Monday, January 12, 2009

“Infidels and Hussies”… Drew Danburry Attracts Them All

Drew Danburry convinces you to “love the crowded Utah valley” in his latest album, This Could Mean Trouble, You Don't Speak For The Club. Danburry’s third full-length album includes his signature characteristics fans love (like his comforting, raw vocals), while incorperating new sounds as well, such as the dreamy piano melody on the intro song, “Weezer.”

The singer infuses the record with personality, especially on the track “Residents in Orange County,” in which he says quite boldly, “tripping over dumpsters is the only way to come home after dark.” Background noise also peaks through parts of songs, whether it’s in the form of shouted phrases, clapping, or an entire musical hodgepodge like the one created in the track “Accident.”

Clearly Danburry knows how to stir the hearts of listeners. His choice to cover his friend’s song “Take Me Home” was a wise one, with its catchy tune and fun word play that together tug on fans’ heartstrings. “L'ecole” is another track on the album in tune with the emotion of listeners, with story-telling lyrics projecting moral values and prompting people to question how they live their lives.

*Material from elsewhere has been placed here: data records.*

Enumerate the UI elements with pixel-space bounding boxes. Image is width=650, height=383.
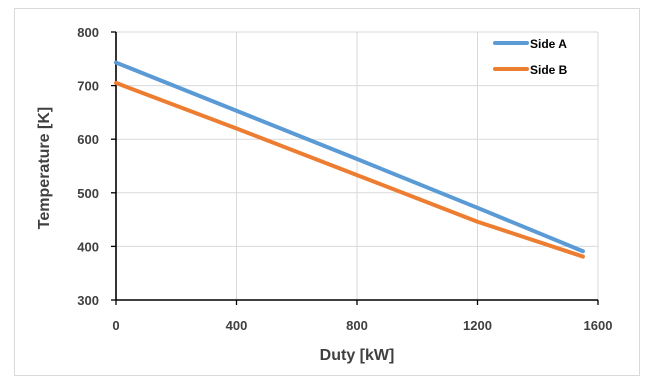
- legend-label-side-a: Side A: [530, 37, 567, 51]
- y-tick-label-800: 800: [77, 25, 99, 40]
- plot-area: [111, 31, 599, 305]
- legend: Side A Side B: [493, 37, 568, 77]
- y-tick-label-700: 700: [77, 79, 99, 94]
- y-tick-label-600: 600: [77, 132, 99, 147]
- series-line-side-a: [114, 60, 585, 254]
- y-tick-label-500: 500: [77, 186, 99, 201]
- x-tick-labels: 0 400 800 1200 1600: [112, 318, 612, 333]
- x-tick-label-400: 400: [226, 318, 248, 333]
- x-tick-label-0: 0: [112, 318, 119, 333]
- x-axis-title: Duty [kW]: [320, 347, 395, 364]
- x-tick-label-1200: 1200: [463, 318, 492, 333]
- gridlines: [116, 31, 599, 300]
- y-tick-label-400: 400: [77, 239, 99, 254]
- series-lines: [114, 60, 585, 259]
- legend-label-side-b: Side B: [530, 63, 568, 77]
- axes: [111, 31, 599, 305]
- y-tick-labels: 300 400 500 600 700 800: [77, 25, 99, 308]
- x-tick-label-800: 800: [346, 318, 368, 333]
- series-line-side-b: [114, 80, 585, 259]
- chart-frame: [14, 8, 640, 376]
- y-axis-title: Temperature [K]: [36, 107, 53, 229]
- y-tick-label-300: 300: [77, 293, 99, 308]
- x-tick-label-1600: 1600: [584, 318, 613, 333]
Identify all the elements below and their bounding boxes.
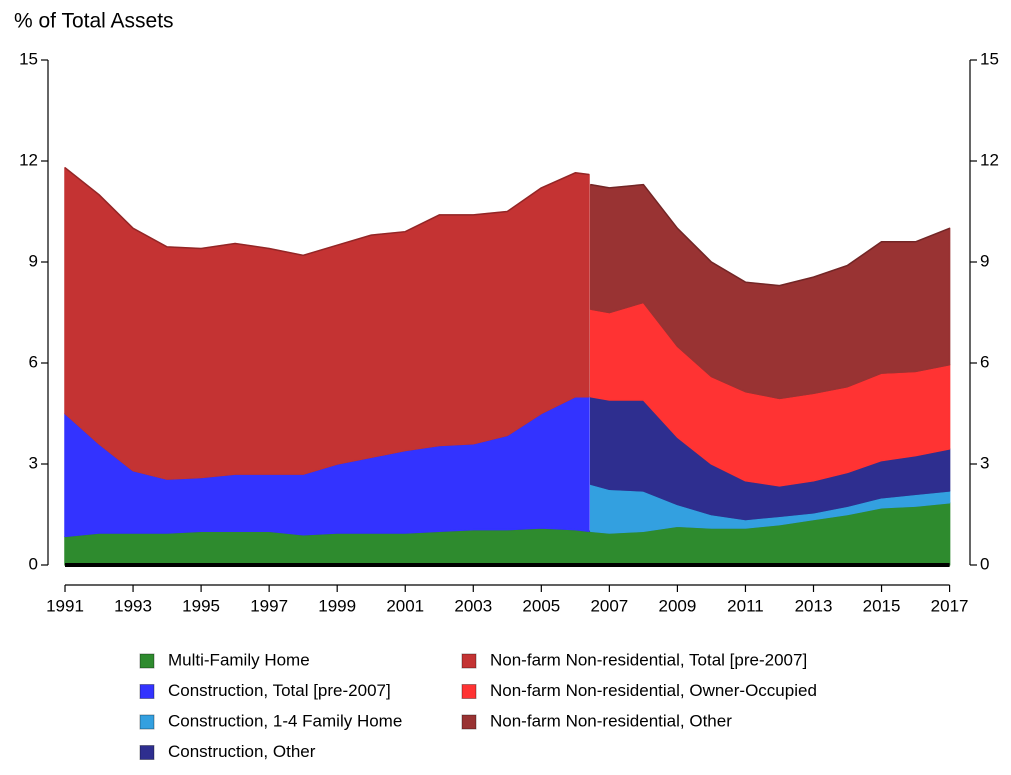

The two-minute track “Billboards” has been a gem on Danburry’s setlist for a couple years now and is finally featured on this album. It speaks of the harsh reality humans face daily. His attempt to explain society is noteable in that his words don’t bug listeners; he manages to come off experienced, knowledgeable, and still humble.

The ending of the album is sort of a joke for Danburry’s fans, although it may confuse first-time listeners. It’s a southern twist on part one of “Tonight I Was Trying To Read.” Danburry uses a twangy accent, reinforcing his ability to make unconventional decisions, which at the end of the day is what sets him apart from others in the large category of modern indie music.